ColourBANG! Getting noticed on YouTube
As the way we watch it continues to evolve, animation may appear to be getting a bit of a rough deal. With the demise of dedicated animation festivals and space dedicated to shorts on our TV screens dwindling to near-nothingness, outlets for animated endeavours are becoming an ever-decreasing commodity here in the UK. In this increasingly bleak landscape it is hardly surprising that animation has found a home on the web, but even sites like YouTube have tight restrictions that affect how much our work is seen by others, dealing hardworking animators yet another blow. Those with a creative drive have to step up their game once again to be noticed in a crowded online video marketplace.
Oli Putland is just one animator claiming a place in this online arena. The creator of a string of hilarious shorts under the banner Clockwork Jerk, he has decided to play the new YouTube algorithm at its own game with his latest series ColourBANG!, a colourful, cheeky, weekly set of shorts premiering this week.
The sketch show is as loud as it is colourful, with sharp, character-led dialogue leading frantic-paced animation that changes each week to introduce new characters and scenarios. We talked to Oli about the process of putting these together.
The whole premise of ColourBANG! is a reaction to YouTube’s rather harsh subscription algorithms. A couple of years ago, if an animator made a short film or indeed anything on YouTube, it would swill around people’s subscription feeds long enough for people to take notice. Since Google changed the way YouTube functions however- in the last year or so, the algorithms now favour regular uploads – minimum of one per week.
Getting noticed on YouTube is fine if you upload a new video every day, working perfectly for the video gameplay uploading Yogcasters and Dewpiepies of the world – but animation is a long process, so creating daily (ha!) or even weekly content is an enormous challenge, one that Oli decided to take head on.

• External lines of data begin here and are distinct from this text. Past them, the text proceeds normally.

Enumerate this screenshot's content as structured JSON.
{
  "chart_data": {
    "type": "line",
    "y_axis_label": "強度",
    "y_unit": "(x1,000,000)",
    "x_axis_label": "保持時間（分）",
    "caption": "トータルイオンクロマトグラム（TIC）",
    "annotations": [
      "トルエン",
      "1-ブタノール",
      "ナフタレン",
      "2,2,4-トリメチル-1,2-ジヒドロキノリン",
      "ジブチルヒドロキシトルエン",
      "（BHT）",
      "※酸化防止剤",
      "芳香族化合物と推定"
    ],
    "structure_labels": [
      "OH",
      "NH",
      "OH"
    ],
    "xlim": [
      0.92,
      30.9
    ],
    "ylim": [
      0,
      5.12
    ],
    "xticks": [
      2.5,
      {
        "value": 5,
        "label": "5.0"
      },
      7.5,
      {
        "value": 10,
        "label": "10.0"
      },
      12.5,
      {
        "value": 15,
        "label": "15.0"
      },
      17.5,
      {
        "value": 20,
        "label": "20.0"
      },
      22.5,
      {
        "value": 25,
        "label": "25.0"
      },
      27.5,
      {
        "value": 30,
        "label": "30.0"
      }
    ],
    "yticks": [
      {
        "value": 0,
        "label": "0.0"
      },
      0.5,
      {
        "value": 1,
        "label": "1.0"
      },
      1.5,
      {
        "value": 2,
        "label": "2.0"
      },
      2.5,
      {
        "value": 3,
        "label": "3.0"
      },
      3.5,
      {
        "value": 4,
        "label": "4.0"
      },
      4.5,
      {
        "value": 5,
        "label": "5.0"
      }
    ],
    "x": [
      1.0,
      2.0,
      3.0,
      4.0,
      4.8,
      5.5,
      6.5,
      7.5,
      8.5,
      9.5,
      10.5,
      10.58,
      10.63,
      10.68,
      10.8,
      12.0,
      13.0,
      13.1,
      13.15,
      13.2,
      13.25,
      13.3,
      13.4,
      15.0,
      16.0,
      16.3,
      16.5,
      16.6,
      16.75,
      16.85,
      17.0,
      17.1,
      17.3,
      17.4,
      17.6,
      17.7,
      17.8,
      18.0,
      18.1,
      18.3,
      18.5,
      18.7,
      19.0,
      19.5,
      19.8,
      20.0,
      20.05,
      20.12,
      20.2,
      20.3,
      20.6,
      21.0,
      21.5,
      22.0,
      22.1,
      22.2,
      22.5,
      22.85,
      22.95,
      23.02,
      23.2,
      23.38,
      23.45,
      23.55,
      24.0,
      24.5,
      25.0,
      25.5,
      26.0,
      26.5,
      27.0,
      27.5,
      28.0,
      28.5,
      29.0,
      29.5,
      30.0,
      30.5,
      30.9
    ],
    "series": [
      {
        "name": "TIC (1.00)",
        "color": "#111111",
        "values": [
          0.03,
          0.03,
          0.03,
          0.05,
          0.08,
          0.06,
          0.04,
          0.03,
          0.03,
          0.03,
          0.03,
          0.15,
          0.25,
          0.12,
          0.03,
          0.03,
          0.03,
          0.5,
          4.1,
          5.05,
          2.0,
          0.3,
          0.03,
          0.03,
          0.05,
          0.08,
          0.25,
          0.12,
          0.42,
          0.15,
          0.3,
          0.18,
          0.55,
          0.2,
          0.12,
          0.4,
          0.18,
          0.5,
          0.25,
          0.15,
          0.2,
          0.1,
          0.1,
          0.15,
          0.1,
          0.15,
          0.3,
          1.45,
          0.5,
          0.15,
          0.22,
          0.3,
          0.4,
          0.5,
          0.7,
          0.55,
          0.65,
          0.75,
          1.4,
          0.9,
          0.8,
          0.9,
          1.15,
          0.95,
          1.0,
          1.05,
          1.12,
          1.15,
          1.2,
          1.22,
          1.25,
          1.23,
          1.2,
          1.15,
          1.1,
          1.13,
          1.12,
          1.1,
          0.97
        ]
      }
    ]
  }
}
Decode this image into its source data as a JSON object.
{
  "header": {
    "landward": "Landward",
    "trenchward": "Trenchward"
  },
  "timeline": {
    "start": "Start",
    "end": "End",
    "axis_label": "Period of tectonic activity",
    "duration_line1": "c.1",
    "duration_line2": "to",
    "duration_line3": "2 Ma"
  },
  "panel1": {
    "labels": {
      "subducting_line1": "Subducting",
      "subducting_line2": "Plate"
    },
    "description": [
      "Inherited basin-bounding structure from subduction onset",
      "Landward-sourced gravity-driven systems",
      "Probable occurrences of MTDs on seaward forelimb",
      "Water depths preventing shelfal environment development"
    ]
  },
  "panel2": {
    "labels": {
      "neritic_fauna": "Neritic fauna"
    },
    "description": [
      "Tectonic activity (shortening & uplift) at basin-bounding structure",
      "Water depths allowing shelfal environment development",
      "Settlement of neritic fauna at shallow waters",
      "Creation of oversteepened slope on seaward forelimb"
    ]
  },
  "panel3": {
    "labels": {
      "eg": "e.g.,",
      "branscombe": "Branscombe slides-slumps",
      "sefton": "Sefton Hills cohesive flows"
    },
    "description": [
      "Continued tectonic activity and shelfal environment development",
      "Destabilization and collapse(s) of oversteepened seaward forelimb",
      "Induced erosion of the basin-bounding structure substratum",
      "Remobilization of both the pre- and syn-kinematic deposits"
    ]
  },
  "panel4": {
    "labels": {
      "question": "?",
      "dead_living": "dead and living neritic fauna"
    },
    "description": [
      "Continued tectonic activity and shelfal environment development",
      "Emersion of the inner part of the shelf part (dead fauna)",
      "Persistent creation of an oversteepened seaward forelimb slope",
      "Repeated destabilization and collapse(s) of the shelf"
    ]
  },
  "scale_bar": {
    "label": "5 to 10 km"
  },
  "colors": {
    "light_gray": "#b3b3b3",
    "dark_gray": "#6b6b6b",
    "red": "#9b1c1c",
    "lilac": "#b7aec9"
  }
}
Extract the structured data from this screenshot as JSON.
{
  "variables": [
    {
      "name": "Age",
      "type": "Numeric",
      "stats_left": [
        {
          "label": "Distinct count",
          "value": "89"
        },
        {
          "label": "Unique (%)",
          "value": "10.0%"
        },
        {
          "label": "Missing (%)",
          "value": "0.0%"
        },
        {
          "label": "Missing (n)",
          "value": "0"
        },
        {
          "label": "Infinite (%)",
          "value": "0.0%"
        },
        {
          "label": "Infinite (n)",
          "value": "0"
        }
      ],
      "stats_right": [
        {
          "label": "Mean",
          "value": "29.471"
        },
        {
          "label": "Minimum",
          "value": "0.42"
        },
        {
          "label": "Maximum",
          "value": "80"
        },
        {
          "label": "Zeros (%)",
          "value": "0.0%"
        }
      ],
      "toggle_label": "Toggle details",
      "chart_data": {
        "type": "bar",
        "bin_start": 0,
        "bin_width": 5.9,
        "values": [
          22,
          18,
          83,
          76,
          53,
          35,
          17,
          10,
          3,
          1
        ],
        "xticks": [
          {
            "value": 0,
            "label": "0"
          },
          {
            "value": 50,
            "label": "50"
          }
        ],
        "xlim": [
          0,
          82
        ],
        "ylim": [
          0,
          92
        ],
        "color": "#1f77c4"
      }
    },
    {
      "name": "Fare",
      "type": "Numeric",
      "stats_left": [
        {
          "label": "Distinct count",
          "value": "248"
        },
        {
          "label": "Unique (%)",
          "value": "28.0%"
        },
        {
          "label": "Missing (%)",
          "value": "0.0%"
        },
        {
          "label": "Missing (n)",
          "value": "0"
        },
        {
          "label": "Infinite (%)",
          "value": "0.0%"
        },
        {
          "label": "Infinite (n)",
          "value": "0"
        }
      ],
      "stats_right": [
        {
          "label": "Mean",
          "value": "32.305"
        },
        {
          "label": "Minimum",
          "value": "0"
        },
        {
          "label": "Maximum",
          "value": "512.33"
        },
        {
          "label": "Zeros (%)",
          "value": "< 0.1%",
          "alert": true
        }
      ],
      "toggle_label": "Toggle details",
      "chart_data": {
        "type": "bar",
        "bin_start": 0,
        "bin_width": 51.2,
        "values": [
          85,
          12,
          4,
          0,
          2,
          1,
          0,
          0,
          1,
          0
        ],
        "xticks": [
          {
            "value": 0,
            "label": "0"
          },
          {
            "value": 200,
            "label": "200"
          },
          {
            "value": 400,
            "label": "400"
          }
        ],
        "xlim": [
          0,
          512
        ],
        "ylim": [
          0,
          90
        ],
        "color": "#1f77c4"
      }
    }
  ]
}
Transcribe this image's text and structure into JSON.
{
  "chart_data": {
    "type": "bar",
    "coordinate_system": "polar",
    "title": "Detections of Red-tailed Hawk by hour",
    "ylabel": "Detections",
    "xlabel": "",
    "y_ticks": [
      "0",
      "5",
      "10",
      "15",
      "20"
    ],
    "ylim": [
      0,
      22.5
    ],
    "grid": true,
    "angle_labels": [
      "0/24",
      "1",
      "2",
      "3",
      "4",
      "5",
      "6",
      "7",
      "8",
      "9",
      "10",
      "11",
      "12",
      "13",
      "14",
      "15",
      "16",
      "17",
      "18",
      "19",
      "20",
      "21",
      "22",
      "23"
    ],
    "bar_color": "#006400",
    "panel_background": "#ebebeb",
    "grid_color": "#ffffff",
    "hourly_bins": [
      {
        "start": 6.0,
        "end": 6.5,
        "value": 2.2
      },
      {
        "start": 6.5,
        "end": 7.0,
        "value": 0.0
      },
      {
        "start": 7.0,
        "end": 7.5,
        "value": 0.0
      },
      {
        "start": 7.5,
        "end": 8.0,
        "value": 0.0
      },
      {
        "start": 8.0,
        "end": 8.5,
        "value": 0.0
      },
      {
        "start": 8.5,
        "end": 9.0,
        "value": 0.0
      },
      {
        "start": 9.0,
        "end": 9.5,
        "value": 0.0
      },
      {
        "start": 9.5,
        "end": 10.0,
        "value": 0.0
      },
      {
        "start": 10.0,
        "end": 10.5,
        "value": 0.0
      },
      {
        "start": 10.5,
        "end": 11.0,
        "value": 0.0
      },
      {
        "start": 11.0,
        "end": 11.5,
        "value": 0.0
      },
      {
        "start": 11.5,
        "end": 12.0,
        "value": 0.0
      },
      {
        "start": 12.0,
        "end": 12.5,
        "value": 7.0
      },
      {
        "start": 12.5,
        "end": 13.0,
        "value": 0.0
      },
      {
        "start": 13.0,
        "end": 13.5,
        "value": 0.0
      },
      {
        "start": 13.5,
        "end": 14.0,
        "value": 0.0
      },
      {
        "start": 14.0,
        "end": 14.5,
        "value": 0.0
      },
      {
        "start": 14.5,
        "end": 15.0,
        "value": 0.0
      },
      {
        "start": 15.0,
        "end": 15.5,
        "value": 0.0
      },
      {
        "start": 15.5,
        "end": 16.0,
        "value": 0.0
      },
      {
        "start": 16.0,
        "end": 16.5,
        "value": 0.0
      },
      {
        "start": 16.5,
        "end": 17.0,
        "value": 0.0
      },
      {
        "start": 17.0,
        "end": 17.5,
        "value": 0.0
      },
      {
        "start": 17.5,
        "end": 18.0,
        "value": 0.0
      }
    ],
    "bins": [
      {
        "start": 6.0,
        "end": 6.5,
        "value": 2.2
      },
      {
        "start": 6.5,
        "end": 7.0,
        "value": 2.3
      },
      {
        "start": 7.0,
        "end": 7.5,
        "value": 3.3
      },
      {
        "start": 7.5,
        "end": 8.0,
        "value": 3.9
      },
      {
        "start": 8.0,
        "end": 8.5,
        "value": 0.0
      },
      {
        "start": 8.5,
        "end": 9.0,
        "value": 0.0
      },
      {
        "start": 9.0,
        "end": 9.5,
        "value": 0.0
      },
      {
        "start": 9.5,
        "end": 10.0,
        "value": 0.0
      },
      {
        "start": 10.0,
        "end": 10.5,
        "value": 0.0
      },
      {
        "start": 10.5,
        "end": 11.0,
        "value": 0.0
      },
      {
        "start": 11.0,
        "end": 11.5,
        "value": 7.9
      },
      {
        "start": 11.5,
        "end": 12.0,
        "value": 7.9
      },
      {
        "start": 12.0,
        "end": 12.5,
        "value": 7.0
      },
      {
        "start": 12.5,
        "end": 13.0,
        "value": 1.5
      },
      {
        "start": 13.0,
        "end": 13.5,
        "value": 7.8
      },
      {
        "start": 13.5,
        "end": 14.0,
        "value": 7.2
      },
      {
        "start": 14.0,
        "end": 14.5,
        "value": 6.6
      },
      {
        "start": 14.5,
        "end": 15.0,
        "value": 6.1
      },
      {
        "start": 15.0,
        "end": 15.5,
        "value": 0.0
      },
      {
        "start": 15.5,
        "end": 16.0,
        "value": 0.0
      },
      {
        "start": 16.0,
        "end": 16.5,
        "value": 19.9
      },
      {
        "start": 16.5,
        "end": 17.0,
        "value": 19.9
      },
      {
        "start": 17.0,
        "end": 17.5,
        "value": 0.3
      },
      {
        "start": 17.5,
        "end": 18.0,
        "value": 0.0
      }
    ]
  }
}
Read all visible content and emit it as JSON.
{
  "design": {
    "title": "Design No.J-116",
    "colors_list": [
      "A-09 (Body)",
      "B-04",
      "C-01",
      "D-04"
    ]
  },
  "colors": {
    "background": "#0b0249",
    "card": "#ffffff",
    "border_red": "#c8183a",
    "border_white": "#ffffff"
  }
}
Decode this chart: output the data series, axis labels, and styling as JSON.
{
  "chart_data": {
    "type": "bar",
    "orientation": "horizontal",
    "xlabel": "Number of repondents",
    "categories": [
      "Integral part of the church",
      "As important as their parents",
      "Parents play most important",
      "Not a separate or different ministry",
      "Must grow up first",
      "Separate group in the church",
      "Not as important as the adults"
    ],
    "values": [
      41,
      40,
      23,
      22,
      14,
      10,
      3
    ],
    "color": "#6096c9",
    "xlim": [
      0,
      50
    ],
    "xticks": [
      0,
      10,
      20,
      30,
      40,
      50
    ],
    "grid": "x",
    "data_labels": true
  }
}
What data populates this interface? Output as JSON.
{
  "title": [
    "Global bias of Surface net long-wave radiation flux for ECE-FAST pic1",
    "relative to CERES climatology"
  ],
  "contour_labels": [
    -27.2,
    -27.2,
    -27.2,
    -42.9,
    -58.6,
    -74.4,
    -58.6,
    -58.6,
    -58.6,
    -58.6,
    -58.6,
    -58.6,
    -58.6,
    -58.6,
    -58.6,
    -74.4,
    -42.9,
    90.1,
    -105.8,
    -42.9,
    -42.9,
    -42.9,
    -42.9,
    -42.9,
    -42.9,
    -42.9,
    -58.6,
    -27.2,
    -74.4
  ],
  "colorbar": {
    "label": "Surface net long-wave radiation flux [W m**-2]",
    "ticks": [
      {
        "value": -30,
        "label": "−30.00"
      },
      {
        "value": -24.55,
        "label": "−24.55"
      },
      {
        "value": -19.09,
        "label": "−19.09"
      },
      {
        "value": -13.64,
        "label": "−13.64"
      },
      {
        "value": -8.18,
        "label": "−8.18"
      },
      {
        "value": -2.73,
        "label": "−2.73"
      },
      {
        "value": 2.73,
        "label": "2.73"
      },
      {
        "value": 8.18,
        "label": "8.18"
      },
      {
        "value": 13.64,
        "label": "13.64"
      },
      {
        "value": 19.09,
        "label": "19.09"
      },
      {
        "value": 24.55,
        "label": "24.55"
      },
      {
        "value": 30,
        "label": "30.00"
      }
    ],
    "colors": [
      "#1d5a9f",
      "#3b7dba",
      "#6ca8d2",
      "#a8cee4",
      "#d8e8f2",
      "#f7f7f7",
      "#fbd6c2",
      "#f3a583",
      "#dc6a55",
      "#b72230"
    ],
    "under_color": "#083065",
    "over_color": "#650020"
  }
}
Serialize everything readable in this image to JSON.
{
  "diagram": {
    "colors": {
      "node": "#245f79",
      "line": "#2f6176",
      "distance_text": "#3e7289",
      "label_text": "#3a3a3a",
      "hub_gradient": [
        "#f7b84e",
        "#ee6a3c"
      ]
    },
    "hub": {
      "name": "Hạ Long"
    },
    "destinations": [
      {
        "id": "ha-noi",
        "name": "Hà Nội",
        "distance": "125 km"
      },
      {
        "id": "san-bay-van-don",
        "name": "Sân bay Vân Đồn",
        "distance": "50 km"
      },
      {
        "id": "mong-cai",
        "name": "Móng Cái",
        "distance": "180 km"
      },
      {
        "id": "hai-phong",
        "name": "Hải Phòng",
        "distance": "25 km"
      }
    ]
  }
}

ColourBANG! is the distillation of many ideas and experiments in brevity. I knew I wanted to create something…well-cooked, but I also knew that it had to be made very quickly. This is a series where every episode is launched weekly, like a machine.I’d already had a good training from the likes of Jackie Cockle (Timmy Time, Bob the Builder) who has extremely high standards when it comes to making quality kids programming, but also knows how to get results from managing time and resources effectively – something which YouTube really does demand from its content creators more than any other medium I’ve worked in.
The theme of the whole series can be summarised fairly succinctly by the word ‘Loud’.I don’t think it’s any fluke that my most successful episode of Clockwork Jerk is The Artistic Genius, where a mad artist just vomits up coloured puke and gives them all arbitrary prices. It’s essentially one loud joke, brashly told. It’s ColourBANG! in full 3D.In YouTube land you have to grab people by the throat in the first few seconds, so I wanted to make something rather like the video equivalent of the 3 image comic strip you get at the back of newspapers.An unconscious rule has been to have at least one character who is nuts in every episode. That way, there is an agitant to excite the sketch into a frenzy. It’s also very enjoyable to draw the mad and the angry and it is very pleasurable to look at – even on mute!
I’ve happily worked with YouTubers many times before. Dan Tomlinson and Dave Brain’s Guksack channel was my first partnership. However this is pretty much the first project to make an appearance on my channel that I’ve actually asked for collaborative help with myself. Two of whom are animators themselves:Harry Partridge (Who I’ve worked with briefly in the past on one of his videos – his work is amazing)Hans Van Harken (Whose animation and voice acting I’ve always admired)The rest are fellow You-tubers who I’ve worked with, such as Stuart Ashen (I made the entire title sequence for his feature film a year ago) and Larry Bundy Jr, who has been in short films that I made with Stuart as well.I also worked with Sarah Williams who is a good friend and an excellent artist, and through Hans, a very talented vocal artist called Michael Johnston.
Since ColourBANG! is constrained by harsh production schedules, obviously the animation has taken a bit of a hit in terms of quality, so it was vital that the voices were very much the focal point of the series and that the animation just ‘enhances’ what is already there. I’ve got an episode where Harry Partridge plays a spoiled brat of a King who decides he wants to eat people. I sent him the script and voiced the king myself to give him an idea of how I’d like it to be done, but also asked him to ignore it and do it the way he wanted to do it too. I got this email back which was full of self-deprecation saying that he wasn’t sure he’d done a good job. When I heard it back, it was as if Rik Mayall had been called back into life for one last performance! It was amazing. A real treat to animate to. I couldn’t thank him enough!
http://youtu.be/mOvjUnGMoiI
While animating the stop motion elements of ColourBANG! I discovered that I could move the body parts around in ways I really didn’t expect. During a shot, an arm can become a neck. A leg becomes a nose. Arms a torso etc. So long as the pose works, the viewer joins the dots together and just gets it. It’s very liberating and feels it like you’re channelling Picasso! A cubist abstract impressionism with boobs and vomit!